Monica Lewinsky, with whom Clinton is alleged to have had an intimate affair, is in her first season as the team's General Manager. It seems unlikely that she will return for a second season but no announcement has been made with regard to her status. An unconfirmed rumor has suggested Lewinsky might become a cosmic umpire.
When asked what would happen to Clinton's status on the team if in reality he was impeached as President of the United States, team owner George Washington answered that the League and the CBA's Board of Directors would have to decide whether or not he could remain on the roster.
Neither Clinton nor Lewinsky could be reached for comments.
The hapless Presidents beat a clearly better team 3-2 in a tight pitching duel. Clinton not only gets the complete game victory, he's the game's Most Cosmic Player allowing just six hits and striking out six Beatniks. This was Clinton's first start since last April when he was shifted to the bullpen so he could devote more time to dealing with his personal ethics problems.

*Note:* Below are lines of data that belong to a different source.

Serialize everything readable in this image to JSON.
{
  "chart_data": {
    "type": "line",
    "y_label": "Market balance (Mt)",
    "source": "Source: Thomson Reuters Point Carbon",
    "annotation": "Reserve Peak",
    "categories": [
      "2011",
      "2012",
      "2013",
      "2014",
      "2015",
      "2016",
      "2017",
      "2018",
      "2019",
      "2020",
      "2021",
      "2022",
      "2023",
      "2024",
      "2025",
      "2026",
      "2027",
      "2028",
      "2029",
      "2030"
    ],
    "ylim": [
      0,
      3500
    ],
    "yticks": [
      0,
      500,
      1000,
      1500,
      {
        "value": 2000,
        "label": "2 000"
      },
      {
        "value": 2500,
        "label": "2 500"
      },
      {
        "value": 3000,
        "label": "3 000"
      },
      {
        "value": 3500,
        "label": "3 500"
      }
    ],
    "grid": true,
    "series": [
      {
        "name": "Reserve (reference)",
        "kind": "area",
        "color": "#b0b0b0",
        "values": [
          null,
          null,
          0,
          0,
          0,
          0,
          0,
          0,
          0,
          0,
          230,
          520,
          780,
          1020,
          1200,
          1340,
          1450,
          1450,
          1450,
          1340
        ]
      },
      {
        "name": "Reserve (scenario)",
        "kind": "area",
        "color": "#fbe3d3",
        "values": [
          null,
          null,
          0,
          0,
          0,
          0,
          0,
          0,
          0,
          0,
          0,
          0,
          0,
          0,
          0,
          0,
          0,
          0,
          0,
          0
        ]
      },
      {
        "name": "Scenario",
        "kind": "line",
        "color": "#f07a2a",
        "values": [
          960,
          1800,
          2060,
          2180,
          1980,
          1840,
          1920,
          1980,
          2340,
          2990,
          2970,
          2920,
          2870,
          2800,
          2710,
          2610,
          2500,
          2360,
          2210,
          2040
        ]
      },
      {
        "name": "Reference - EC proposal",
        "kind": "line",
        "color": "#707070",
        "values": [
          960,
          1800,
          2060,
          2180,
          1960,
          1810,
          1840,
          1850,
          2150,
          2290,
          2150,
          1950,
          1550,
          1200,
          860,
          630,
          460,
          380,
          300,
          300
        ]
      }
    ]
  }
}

No one doubts that the Presidents will ends up last in the Overleague standings. But if the Beats plan on catching the Pisces their offense is going to have to pick up. They haven't scored more than 3 runs in their last eight games.
When Clinton took the mound in the first inning the fans booed him. That's not surprising. Denizens of LaFayette Park are typically conservative and righteous types. But when Clinton jogged out to the mound in the top of the ninth inning he was met with cheers. That's not surprising. Fans, just like the politicians they might root for can be fickle.
Babe Ruth holds a couple of other homerun-related records, none of which are lkely to be broken. In 1927 Ruth hit more homeruns than every other team in the American League except his own team, the New York Yankees. Ruth also is the only major league player to hit three home runs in a game in both leagues. Ruth also holds the American League record for "most seasons lead leaguer in homeruns" at 12.
Twelve players in the history of Major League Baseball have hit four homeruns in a single game. Some of these notable players include Lou Gehrig (June 3, 1932), Rocky Colavito (June 10, 1959), Willie Mays (April 30, 1961) and Mike Schmidt (April 17, 1976.) New York Yankee Don Mattingly holds the record for "most grand slam homeruns in a season", 6, achieved in 1987.
Two players hold the Cosmic Baseball Association's record for "most homeruns in a cosmic season" which is set at 55. Hurricane Alma first set the record in 1991 when she played for the Tropicland Hurricanes and in 1993 filmmaker Ken Jacobs knocked 55 roundtrippers for the Visionville Beasts. Postmaster Wallace Brown holds the "most career homeruns" at the CBA with 285.
One final and perhaps parenthetical note about baseball homeruns: The amount of time it takes for the homerun baseball to clear the park is roughly equivalent to the duration of the male orgasm.